Some of the associations between PTDM and graft failure can be explained by the higher risk for death, and indeed the relative risk associated with PTDM is higher for death than for death-censored graft failure (Table 3). It is plausible that PTDM had a direct effect on mortality, as diabetes is associated with an increased risk for infection and other complications that can increase mortality. Less clear is why PTDM was associated with death-censored graft failure. Given the relatively short period of follow up in this study, it seems unlikely that PTDM caused death-censored graft failure solely because of recurrence of diabetes in the allograft. It is possible that PTDM influenced the structure and function of the graft and accelerated graft deterioration in ways that remain poorly defined. However, it is even more plausible that the association between PTDM and death-censored graft survival was the result of early acute rejection that led to both PTDM and death-censored graft survival. Specifically, acute rejection and/or graft dysfunction may have led to the use of more immunosuppression that caused PTDM and (independently) a higher risk for death censored graft failure.

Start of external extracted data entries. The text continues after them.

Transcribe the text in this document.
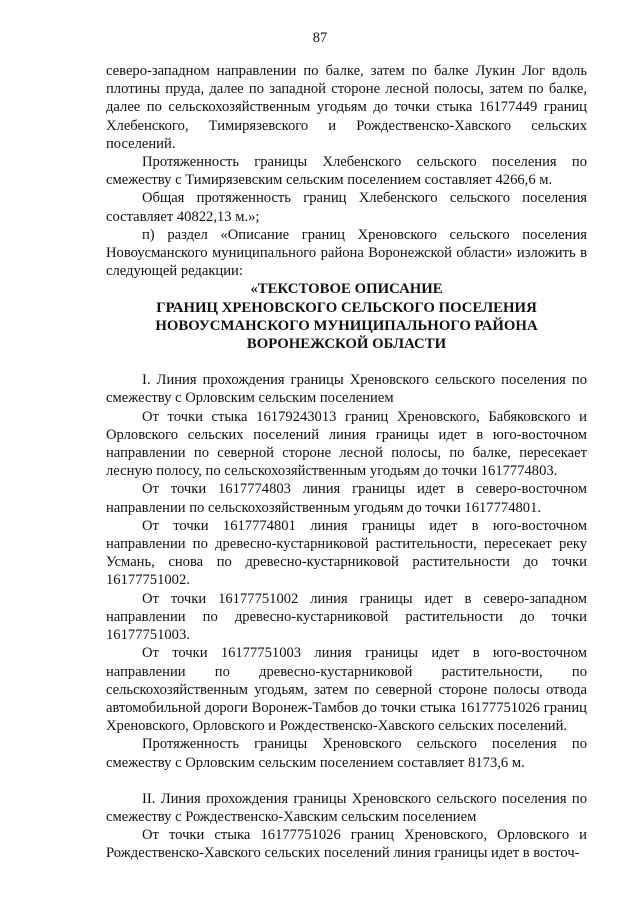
87

северо-западном направлении по балке, затем по балке Лукин Лог вдоль плотины пруда, далее по западной стороне лесной полосы, затем по балке, далее по сельскохозяйственным угодьям до точки стыка 16177449 границ Хлебенского, Тимирязевского и Рождественско-Хавского сельских поселений.

Протяженность границы Хлебенского сельского поселения по смежеству с Тимирязевским сельским поселением составляет 4266,6 м.

Общая протяженность границ Хлебенского сельского поселения составляет 40822,13 м.»;

п) раздел «Описание границ Хреновского сельского поселения Новоусманского муниципального района Воронежской области» изложить в следующей редакции:

«ТЕКСТОВОЕ ОПИСАНИЕ
ГРАНИЦ ХРЕНОВСКОГО СЕЛЬСКОГО ПОСЕЛЕНИЯ
НОВОУСМАНСКОГО МУНИЦИПАЛЬНОГО РАЙОНА
ВОРОНЕЖСКОЙ ОБЛАСТИ

I. Линия прохождения границы Хреновского сельского поселения по смежеству с Орловским сельским поселением

От точки стыка 16179243013 границ Хреновского, Бабяковского и Орловского сельских поселений линия границы идет в юго-восточном направлении по северной стороне лесной полосы, по балке, пересекает лесную полосу, по сельскохозяйственным угодьям до точки 1617774803.

От точки 1617774803 линия границы идет в северо-восточном направлении по сельскохозяйственным угодьям до точки 1617774801.

От точки 1617774801 линия границы идет в юго-восточном направлении по древесно-кустарниковой растительности, пересекает реку Усмань, снова по древесно-кустарниковой растительности до точки 16177751002.

От точки 16177751002 линия границы идет в северо-западном направлении по древесно-кустарниковой растительности до точки 16177751003.

От точки 16177751003 линия границы идет в юго-восточном направлении по древесно-кустарниковой растительности, по сельскохозяйственным угодьям, затем по северной стороне полосы отвода автомобильной дороги Воронеж-Тамбов до точки стыка 16177751026 границ Хреновского, Орловского и Рождественско-Хавского сельских поселений.

Протяженность границы Хреновского сельского поселения по смежеству с Орловским сельским поселением составляет 8173,6 м.

II. Линия прохождения границы Хреновского сельского поселения по смежеству с Рождественско-Хавским сельским поселением

От точки стыка 16177751026 границ Хреновского, Орловского и Рождественско-Хавского сельских поселений линия границы идет в восточ-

In summary, this study shows that there is a very high incidence of PTDM after kidney transplantation, and that PTDM is associated with worse outcomes. Although the reasons for these associations may not be causal, it is advisable to minimize the risk for PTDM after kidney transplantation. The results of this study suggest that the selection of immunosuppression, pajticularly in high-risk patients, may be one way in which the risk of PTDM may be reduced.